Trinetra rightly speaks of the binaries that exist in India- blue and pink, man and woman, engineers and doctors. Binaries, according to me, are unfortunately still the core around which our comfort zones and understanding of various concepts revolve (especially when it comes to our knowledge regarding gender and sex, the difference between the two and sexual orientation). So, with a society that is so used to binaries and strict regulations, how could we possibly expect an understanding of the concept of a spectrum? How could we give our people a rainbow when their minds have been trained since birth, to identify only blue and pink? How could we expect them to accept it without backlashes and boycott?
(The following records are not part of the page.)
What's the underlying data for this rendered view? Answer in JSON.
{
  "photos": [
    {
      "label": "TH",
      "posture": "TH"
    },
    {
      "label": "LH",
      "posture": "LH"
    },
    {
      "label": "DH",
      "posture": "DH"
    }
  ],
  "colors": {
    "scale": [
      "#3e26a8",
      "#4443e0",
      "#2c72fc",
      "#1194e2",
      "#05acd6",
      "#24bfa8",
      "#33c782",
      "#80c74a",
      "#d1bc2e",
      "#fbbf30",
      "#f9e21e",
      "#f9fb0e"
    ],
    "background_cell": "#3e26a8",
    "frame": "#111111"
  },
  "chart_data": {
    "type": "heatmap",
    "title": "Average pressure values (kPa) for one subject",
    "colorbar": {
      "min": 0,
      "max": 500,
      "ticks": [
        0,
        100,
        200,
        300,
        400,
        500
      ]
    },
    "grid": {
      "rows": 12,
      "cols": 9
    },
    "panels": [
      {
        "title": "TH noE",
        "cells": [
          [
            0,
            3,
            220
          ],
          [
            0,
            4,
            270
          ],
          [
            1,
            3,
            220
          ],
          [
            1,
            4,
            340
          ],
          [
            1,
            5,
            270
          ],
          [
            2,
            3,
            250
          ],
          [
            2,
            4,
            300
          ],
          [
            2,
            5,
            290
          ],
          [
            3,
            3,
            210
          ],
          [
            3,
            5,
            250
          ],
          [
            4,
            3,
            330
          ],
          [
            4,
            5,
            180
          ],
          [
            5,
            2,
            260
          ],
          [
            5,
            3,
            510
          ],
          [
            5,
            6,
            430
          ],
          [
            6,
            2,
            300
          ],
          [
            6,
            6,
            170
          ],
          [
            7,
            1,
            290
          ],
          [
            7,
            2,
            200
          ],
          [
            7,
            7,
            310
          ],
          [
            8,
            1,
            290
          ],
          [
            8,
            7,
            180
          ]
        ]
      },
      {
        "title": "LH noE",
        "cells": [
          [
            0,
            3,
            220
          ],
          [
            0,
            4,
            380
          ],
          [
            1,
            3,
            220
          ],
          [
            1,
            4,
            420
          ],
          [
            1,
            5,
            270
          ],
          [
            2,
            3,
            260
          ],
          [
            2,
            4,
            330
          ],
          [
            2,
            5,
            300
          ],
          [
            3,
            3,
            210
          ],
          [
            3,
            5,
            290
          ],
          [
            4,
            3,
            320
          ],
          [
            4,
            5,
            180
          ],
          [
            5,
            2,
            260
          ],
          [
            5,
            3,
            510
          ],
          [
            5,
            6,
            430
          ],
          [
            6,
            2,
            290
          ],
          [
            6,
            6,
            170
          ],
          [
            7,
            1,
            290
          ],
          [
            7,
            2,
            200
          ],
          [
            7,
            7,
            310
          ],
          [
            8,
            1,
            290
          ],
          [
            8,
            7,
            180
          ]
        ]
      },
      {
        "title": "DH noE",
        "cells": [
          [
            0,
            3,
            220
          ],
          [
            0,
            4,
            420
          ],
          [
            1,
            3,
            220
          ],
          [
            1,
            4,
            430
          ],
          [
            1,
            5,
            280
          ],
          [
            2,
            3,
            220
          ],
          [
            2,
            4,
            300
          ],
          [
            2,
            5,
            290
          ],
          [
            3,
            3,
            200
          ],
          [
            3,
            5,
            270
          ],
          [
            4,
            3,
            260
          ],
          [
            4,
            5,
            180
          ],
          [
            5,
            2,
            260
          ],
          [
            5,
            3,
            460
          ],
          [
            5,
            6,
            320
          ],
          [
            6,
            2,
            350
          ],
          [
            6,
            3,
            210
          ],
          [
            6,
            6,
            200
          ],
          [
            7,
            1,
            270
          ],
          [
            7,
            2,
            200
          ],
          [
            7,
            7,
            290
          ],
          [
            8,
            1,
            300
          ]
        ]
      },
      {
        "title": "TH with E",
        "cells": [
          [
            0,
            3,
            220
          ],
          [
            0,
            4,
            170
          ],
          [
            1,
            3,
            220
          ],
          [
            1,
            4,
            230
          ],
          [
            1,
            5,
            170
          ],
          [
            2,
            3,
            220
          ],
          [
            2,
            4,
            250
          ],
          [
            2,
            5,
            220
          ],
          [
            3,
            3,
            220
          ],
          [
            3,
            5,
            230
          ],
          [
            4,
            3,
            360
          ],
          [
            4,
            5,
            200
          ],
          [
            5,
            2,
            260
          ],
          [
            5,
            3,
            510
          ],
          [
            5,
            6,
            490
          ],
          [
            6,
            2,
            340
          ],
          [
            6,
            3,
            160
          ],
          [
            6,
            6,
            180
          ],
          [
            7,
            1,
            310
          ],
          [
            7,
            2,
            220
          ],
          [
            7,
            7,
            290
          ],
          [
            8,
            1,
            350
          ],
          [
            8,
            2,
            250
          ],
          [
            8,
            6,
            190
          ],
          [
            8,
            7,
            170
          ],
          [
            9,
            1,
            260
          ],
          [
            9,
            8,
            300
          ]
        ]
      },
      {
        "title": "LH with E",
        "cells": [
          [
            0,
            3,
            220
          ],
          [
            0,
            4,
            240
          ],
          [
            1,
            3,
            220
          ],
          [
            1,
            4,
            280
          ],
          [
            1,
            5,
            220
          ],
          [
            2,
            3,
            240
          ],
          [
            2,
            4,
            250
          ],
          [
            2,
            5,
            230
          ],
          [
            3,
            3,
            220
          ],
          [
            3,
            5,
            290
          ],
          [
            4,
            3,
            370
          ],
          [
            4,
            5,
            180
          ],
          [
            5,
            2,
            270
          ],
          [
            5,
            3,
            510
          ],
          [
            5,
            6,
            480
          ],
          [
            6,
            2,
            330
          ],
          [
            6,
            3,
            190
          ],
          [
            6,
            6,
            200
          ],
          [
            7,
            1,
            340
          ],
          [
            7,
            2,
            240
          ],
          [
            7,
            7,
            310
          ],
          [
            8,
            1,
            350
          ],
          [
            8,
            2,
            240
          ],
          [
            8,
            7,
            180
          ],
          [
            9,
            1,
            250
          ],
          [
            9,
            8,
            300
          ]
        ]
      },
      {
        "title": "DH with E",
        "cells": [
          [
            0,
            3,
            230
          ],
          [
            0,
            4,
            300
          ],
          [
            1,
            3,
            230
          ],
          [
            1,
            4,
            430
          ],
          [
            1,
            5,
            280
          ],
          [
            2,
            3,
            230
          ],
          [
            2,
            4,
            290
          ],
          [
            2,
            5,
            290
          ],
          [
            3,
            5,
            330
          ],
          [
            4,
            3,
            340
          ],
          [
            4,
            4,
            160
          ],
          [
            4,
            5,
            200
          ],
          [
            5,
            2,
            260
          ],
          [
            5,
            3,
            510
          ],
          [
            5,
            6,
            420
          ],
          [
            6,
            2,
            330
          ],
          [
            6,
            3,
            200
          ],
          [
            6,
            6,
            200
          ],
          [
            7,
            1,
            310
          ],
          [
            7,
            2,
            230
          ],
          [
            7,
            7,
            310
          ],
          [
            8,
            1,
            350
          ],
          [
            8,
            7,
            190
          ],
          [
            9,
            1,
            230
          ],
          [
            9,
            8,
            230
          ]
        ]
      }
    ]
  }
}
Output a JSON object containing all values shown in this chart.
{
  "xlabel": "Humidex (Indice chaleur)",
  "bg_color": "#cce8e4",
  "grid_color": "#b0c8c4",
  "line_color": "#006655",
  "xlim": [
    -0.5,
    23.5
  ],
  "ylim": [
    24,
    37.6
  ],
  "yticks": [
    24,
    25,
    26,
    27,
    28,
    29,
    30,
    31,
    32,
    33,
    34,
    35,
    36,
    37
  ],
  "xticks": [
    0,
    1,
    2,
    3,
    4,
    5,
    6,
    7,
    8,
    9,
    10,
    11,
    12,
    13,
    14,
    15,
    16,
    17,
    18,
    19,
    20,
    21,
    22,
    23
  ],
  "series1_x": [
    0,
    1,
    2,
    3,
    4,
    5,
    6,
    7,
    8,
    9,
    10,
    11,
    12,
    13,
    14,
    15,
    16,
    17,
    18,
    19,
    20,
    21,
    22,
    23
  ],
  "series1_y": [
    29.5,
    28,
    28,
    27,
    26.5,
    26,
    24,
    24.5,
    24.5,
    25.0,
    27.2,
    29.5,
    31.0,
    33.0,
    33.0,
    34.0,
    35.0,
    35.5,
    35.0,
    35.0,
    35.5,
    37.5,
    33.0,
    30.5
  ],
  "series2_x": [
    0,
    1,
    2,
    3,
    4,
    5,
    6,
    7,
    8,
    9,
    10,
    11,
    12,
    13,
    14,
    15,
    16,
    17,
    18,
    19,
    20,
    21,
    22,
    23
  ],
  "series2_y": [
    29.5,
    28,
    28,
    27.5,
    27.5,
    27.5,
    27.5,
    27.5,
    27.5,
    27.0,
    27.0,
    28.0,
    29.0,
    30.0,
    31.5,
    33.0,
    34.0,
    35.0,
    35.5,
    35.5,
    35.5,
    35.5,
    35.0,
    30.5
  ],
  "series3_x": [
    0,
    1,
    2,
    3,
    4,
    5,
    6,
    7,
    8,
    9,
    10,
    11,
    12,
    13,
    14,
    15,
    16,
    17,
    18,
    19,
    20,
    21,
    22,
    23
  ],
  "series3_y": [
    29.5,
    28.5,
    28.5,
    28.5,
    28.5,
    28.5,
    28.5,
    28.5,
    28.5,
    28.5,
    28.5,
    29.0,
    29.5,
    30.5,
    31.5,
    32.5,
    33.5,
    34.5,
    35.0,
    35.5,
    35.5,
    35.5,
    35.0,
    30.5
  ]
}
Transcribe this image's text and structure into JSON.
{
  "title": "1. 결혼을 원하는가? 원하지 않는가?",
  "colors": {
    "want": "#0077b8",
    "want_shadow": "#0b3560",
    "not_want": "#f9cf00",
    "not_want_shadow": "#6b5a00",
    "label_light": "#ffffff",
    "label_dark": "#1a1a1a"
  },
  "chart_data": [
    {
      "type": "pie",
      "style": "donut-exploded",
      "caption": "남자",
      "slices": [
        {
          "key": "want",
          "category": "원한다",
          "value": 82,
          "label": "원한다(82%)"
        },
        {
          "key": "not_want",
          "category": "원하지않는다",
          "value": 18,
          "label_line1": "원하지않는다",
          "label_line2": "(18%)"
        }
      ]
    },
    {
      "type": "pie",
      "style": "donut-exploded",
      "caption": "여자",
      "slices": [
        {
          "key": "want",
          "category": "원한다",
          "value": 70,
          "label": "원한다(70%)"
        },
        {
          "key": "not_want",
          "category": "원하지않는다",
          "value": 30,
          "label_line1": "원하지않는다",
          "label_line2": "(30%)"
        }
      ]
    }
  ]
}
When asked what word would describe her pre-transition phase, she said, “Transient”. The one word that would describe the society around her? “Hostile”. After years of being victimized by imprisonment in her body (that she felt wasn’t her own), a constant feeling of discomfort, depression, stereotypes, slut-shaming and bullying, even by our own medical fraternity, Trinetra fought her way, up and through, to become the fiercely beautiful woman that she is now. This is just the story of one. There are so many Trinetra in our country fighting their own battles of acceptance and dignity, to question what defines our right and wrong, our hell and heaven, and our sins and goodness.
What exactly is Section 377 and what does it say?
Section 377 of the Indian Penal Code was actually introduced in 1861 when India was still being ruled by the British and it modelled the Buggery Act of 1553. It states: “Whoever voluntarily has carnal intercourse against the order of nature with any man, woman or animal shall be punished with imprisonment for life, or with imprisonment of either description for a term which may extend to ten years, and also shall be liable to fine.” However, after years of resistance and struggle, the LGBTQ+ community was finally able to flaunt their rainbow colours as the Supreme Court passed a landmark verdict decriminalizing Section 377 of the IPC.
Although this historic verdict brought the community its rightful freedom, are they really free?
Are we Indians actually free to choose our sexuality, our sexual anatomy and our partners? Although, it has been over a year since the ban on homosexuality has been lifted, there hasn’t been much difference in the general mindset of the society. There still exists a majority that hasn’t been sensitized and educated about the concept of transgender and pansexuality. It’s still been considered a mental disease by not only the general population but also various doctors across the country. And there definitely exist innumerable people who haven’t come out, due to the fear of the stigma attached to being a part of the LGBTQ+ community.
It is high time that we focus on educating not only the youth but also the elder population who have been made to believe that normality constitutes only male and female. This would require various initiatives from the government, our medical fraternity and also a change in our education system. Efforts should also be made towards changing our age-old traditional beliefs regarding what is normal and what isn’t. Inclusion is an integral component of the issue at hand; each one must be encouraged to accept the LGBTQ+ community as one of their own without any hostility and violence. Acceptance and love are basically what every human being requires, regardless of their sexual orientation and preferences. Therefore, it is only just and humane that we are taught to spread love and kindness. I’m hopeful that we will eventually be able to bring sunshine and along with it, a rainbow!
The opinions expressed are of the writer.